A blueprint tells the contractor how the rooms will be laid out. It tells the roofer how much shingle to order. It tells the electrician where to install the outlets. Every single detail of the building is drawn out on the blueprint. It is what makes building any new building possible, and it is also gives us any information we might need in the future when repair or renovations becomes necessary. In short, the blueprint gives all the information needed to move forward.

This morning, as we continue our time in Colossians, we begin with what basically amounts to an ancient hymn or poem. It tells us a lot about Christ, perhaps more than we can easily take in or understand in just the time here. But what it boils down to is that this is a blueprint of who Christ was, and who we should be as a result.

Like so many of the letters that are a part of the New Testament, this letter to the Colossians is trying to guide the new Christians in the way of Christ. This is completely new territory for them, especially Gentile Christians like those in Colossae, and the only way to navigate it is with a detailed blueprint. Paul told us in the letter to the Galatians that we have to be open to the movement of the Spirit, even when it leads us in unexpected ways. Now the author of Colossians offers a slightly different, but no less important, strategy. Follow the example that Christ has already set. And in case these Christians (or any of the rest of us) have already forgotten what that was, this hymn reminds us of all that Christ was and all that he did.

We heard last week the praise of the writer of this letter as he “gushed” over the faithfulness and fruitfulness of the Colossian Christians. Certainly, the young Colossian Christians were better off than the Galatians, but that does not mean they were without trouble. The Colossian church was standing firm and faithful, but they were doing so in the midst of great criticism and even persecution. History tells us that the Colossians were feeling pressure from all sides when it came to their faith. And to the point when this letter was written, these faithful Christians had not given in to the powers around them, but giving in is always a possibility when we stand with one foot in the world and one foot in the kingdom. So, the writer wanted to remind the Colossian church of the choice they must make and to urge them on in their faithfulness to Christ. Either we can give in to the powers of this world and be enslaved once again, or we can claim Christ as sole “head of the body” and be numbered among the “saints of the light.”

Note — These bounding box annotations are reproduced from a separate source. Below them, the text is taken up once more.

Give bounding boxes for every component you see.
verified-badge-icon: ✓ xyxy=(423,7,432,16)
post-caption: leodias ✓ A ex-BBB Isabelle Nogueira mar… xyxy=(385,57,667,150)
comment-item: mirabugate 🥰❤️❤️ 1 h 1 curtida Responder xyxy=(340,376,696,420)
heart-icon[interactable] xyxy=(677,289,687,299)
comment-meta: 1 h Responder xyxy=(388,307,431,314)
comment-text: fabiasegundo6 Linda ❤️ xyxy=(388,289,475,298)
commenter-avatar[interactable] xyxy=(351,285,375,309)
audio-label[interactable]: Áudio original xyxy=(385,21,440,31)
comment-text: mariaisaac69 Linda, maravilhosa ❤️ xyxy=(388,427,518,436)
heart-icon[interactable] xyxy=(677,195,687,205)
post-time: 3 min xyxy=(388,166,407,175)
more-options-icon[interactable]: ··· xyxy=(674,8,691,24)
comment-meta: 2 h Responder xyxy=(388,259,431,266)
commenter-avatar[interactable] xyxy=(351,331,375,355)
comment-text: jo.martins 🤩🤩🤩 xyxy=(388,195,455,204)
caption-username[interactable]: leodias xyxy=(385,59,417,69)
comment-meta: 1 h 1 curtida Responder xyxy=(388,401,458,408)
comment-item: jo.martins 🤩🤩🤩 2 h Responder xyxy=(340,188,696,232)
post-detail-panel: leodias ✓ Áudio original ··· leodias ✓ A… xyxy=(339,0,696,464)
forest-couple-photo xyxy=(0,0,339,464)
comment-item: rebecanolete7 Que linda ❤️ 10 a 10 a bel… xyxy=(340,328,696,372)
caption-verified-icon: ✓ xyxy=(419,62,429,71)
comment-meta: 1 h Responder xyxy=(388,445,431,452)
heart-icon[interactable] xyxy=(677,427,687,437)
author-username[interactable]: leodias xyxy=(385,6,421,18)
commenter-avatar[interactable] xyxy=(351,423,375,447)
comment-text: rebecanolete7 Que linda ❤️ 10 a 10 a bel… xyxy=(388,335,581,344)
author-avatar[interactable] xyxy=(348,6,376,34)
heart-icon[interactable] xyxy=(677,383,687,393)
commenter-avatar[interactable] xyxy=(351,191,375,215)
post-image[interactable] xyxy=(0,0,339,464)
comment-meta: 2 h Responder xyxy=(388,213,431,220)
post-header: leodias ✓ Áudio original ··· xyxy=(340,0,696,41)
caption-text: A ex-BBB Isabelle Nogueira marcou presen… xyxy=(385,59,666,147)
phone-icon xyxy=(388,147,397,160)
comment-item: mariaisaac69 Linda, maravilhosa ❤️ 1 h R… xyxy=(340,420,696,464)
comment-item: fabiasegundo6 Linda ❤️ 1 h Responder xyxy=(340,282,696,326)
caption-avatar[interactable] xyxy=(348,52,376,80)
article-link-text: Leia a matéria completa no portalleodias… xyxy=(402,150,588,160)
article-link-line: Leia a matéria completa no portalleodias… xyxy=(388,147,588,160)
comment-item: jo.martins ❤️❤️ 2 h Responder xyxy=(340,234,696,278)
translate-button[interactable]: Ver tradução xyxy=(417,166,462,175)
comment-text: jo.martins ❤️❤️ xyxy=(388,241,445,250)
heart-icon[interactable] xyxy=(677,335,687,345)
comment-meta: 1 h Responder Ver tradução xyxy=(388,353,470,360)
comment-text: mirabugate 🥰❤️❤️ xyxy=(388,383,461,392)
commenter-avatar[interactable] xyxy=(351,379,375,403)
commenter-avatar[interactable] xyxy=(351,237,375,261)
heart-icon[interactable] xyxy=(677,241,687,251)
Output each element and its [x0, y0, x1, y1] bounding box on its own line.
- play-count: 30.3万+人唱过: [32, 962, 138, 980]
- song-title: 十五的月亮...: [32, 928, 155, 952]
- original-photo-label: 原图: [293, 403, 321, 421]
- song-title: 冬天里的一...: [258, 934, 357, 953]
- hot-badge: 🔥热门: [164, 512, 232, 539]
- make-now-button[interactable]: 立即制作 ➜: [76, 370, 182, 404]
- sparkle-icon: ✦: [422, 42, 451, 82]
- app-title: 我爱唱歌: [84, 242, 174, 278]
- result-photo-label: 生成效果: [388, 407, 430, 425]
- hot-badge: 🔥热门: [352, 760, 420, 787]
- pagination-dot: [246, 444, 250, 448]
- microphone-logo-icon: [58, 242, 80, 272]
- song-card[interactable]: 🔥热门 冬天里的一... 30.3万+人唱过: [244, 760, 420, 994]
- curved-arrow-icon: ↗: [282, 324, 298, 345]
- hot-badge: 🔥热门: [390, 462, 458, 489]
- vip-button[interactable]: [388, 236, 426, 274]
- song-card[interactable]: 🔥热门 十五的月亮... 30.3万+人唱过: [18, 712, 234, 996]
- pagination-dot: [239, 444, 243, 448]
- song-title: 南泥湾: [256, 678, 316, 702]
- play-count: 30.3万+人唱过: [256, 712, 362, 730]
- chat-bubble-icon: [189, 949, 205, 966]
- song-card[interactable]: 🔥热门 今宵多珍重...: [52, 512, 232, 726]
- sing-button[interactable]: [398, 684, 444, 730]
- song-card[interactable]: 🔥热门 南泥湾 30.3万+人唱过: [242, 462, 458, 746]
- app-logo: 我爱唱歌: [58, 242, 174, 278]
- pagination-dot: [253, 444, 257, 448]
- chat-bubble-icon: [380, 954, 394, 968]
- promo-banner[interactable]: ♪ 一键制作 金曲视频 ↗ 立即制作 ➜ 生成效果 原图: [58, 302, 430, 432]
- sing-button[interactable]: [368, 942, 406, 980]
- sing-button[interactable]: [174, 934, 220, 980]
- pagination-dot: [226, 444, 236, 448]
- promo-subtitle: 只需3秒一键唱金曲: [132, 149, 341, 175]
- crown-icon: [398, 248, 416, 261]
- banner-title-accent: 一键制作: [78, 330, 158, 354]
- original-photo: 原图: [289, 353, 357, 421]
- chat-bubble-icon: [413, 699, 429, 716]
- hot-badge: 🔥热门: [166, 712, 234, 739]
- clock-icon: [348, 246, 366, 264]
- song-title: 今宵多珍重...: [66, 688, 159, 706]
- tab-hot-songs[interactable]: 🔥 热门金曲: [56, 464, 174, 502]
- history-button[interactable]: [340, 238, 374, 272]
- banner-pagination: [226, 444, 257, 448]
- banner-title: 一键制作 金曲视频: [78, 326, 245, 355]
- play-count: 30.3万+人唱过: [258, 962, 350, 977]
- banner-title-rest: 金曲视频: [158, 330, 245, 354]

The truth of the matter is, this is a choice that must be made by all Christians; and not just once, but every single day. Because we are confronted by so many opposing powers in nearly every moment of our lives. And as we all know, all but one of these powers only enslave us in the darkness of this world. When we give in to the temptation and follow such worldly powers, it bores down within us, and it even can reach out beyond us and capture others nearby as well. Just think about how addiction works. We heard this week the sad news of the death of a young star from the TV show, Glee. We don't know yet the cause of the 31 year old’s death, but there has been much talk about his problems with addiction in the past. Unfortunately, this is really an all-too-familiar story. Addiction quite truly is a "social disease" with deeply personal effects and wide ranging devastation. Even entire societies can become addicted and enslaved by the powers of this world. If it's not addiction, the power that enslaves us might be greed, or jealousy, or pride, or even something as simple as doubt. Whatever it is, though, the result is always the same unless there is redemption: these powers, as we so often sadly see, lead to death.